The unseen Ronnie has been living in London for three years with Beatie Bryant, whom he has taught to read the Guardian and pumped full of progress ideas she has not truly assimilated. Samantha Spiro splendidly projects the naive missionary ardour with which Beatie returns for a visit to her rural, working-class, family home in Norfolk. Tending to stand on chairs when she does so, she spouts Ronnie's thoughts at her relations, and it is possible that there is two knowingly subversive a note in Ms Spiros' gesticulating delivery of these pronouncements. The audience should begin to deduce that Ronnie is a bit of a pain (though not for the same reasons that Beatie's folks do): Beatie herself should be the largely unconscious agent of this.
Bovine, submissive, rejecting all attempts at high culture as "squit", the family are spectacularly in fertile ground for Ronnie's proxy seeds of wisdom. But Retallack, who is a master at coaxing superb ensemble playing from a company, does not fall
into the trap of presenting them from Beatie's point of view or from imaging that that point of view is inflexible. The actors here are excellent: You really feel that these people have a lifetime of shared memories, subterranean veins of humour and
affection running through the block of their stupidity. Their existence may be mind-numbing, incurious and repetitive but we see that there are saving graces.
Sally Mates is superb as the mother: the sad, doomed attempts to establish some intimacy with her runaway daughter and then the ugly triumphalism - the product of years of being cooped up and condescending to - when Ronnie writes to break off with Beatie.

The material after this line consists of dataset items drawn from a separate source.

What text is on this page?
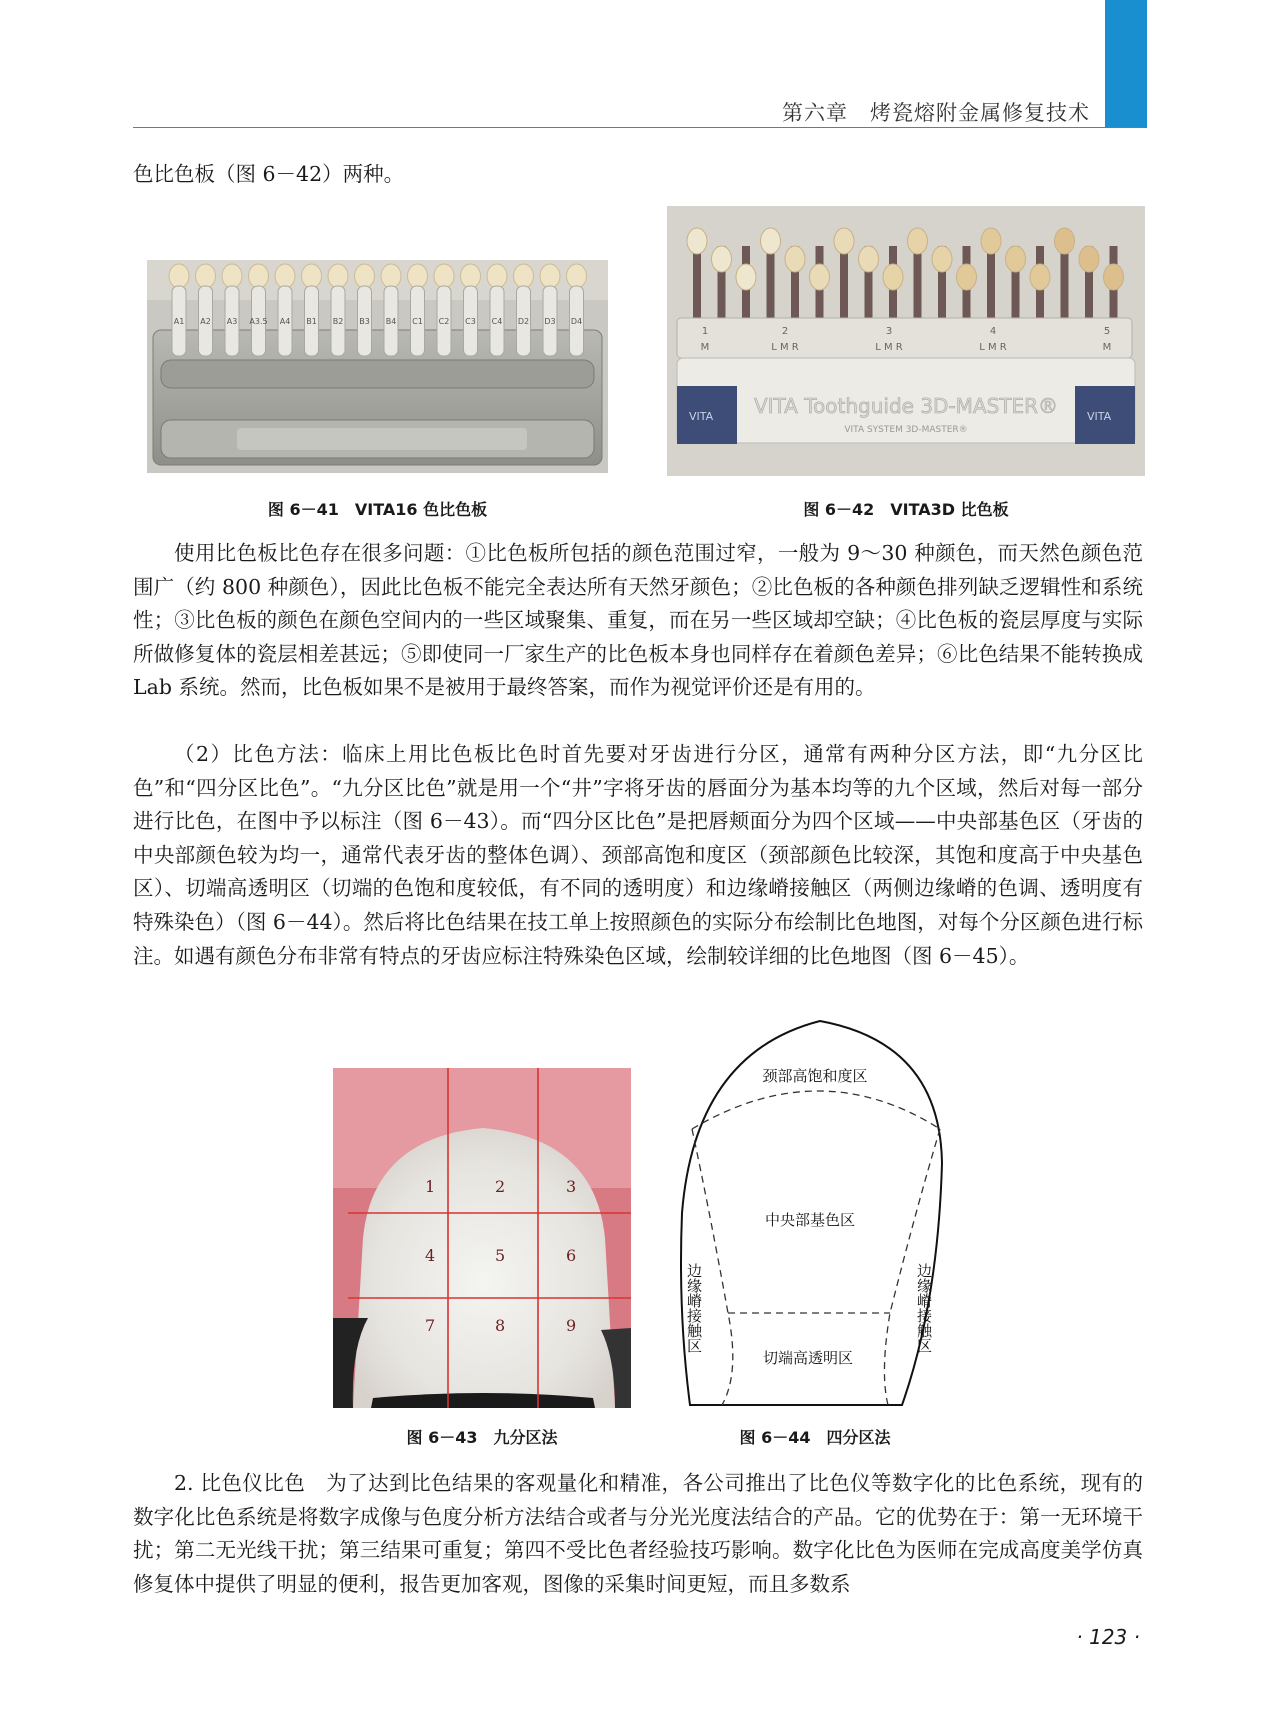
第六章　烤瓷熔附金属修复技术
色比色板（图 6－42）两种。
A1 A2 A3 A3.5 A4 B1 B2 B3 B4 C1 C2 C3 C4 D2 D3 D4
图 6－41　VITA16 色比色板
1
M
2
L M R
3
L M R
4
L M R
5
M
VITA	VITA
VITA Toothguide 3D-MASTER®
VITA SYSTEM 3D-MASTER®
图 6－42　VITA3D 比色板
使用比色板比色存在很多问题：①比色板所包括的颜色范围过窄，一般为 9～30 种颜色，而天然色颜色范围广（约 800 种颜色），因此比色板不能完全表达所有天然牙颜色；②比色板的各种颜色排列缺乏逻辑性和系统性；③比色板的颜色在颜色空间内的一些区域聚集、重复，而在另一些区域却空缺；④比色板的瓷层厚度与实际所做修复体的瓷层相差甚远；⑤即使同一厂家生产的比色板本身也同样存在着颜色差异；⑥比色结果不能转换成 Lab 系统。然而，比色板如果不是被用于最终答案，而作为视觉评价还是有用的。
（2）比色方法：临床上用比色板比色时首先要对牙齿进行分区，通常有两种分区方法，即“九分区比色”和“四分区比色”。“九分区比色”就是用一个“井”字将牙齿的唇面分为基本均等的九个区域，然后对每一部分进行比色，在图中予以标注（图 6－43）。而“四分区比色”是把唇颊面分为四个区域——中央部基色区（牙齿的中央部颜色较为均一，通常代表牙齿的整体色调）、颈部高饱和度区（颈部颜色比较深，其饱和度高于中央基色区）、切端高透明区（切端的色饱和度较低，有不同的透明度）和边缘嵴接触区（两侧边缘嵴的色调、透明度有特殊染色）（图 6－44）。然后将比色结果在技工单上按照颜色的实际分布绘制比色地图，对每个分区颜色进行标注。如遇有颜色分布非常有特点的牙齿应标注特殊染色区域，绘制较详细的比色地图（图 6－45）。
1	2	3
4	5	6
7	8	9
图 6－43　九分区法
颈部高饱和度区
中央部基色区
切端高透明区
边缘嵴接触区	边缘嵴接触区
图 6－44　四分区法
2. 比色仪比色　为了达到比色结果的客观量化和精准，各公司推出了比色仪等数字化的比色系统，现有的数字化比色系统是将数字成像与色度分析方法结合或者与分光光度法结合的产品。它的优势在于：第一无环境干扰；第二无光线干扰；第三结果可重复；第四不受比色者经验技巧影响。数字化比色为医师在完成高度美学仿真修复体中提供了明显的便利，报告更加客观，图像的采集时间更短，而且多数系
· 123 ·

Ms Mates induces audience empathy with this woman, even as you deplore her tactics.
A play about the awakening of an independent female spirit, Roots has echoes of Ibsen's A Doll's House, in the defiant solo dance at the end of Act One, and pre-echoes of Educating Rita, in the resilient humour and inquisitiveness of its heroine.
Retallack stages the moment at the end when the beleaguered Beatie suddenly stops parroting Ronnie and finds her own voice ("I'm beginning... I'm beginning!) in a manner that is wonderfully true to its mix of realism and romanticism. A screen drops
between Beatie and her family at the aborted tea party, leaving her alone in a vast black and white projection of lonely Norfolk landscape, stretches flat and bare under a lowering sky. A new, difficult start and an image that is rightly both embarrassing and uplifting, gauche and glorious.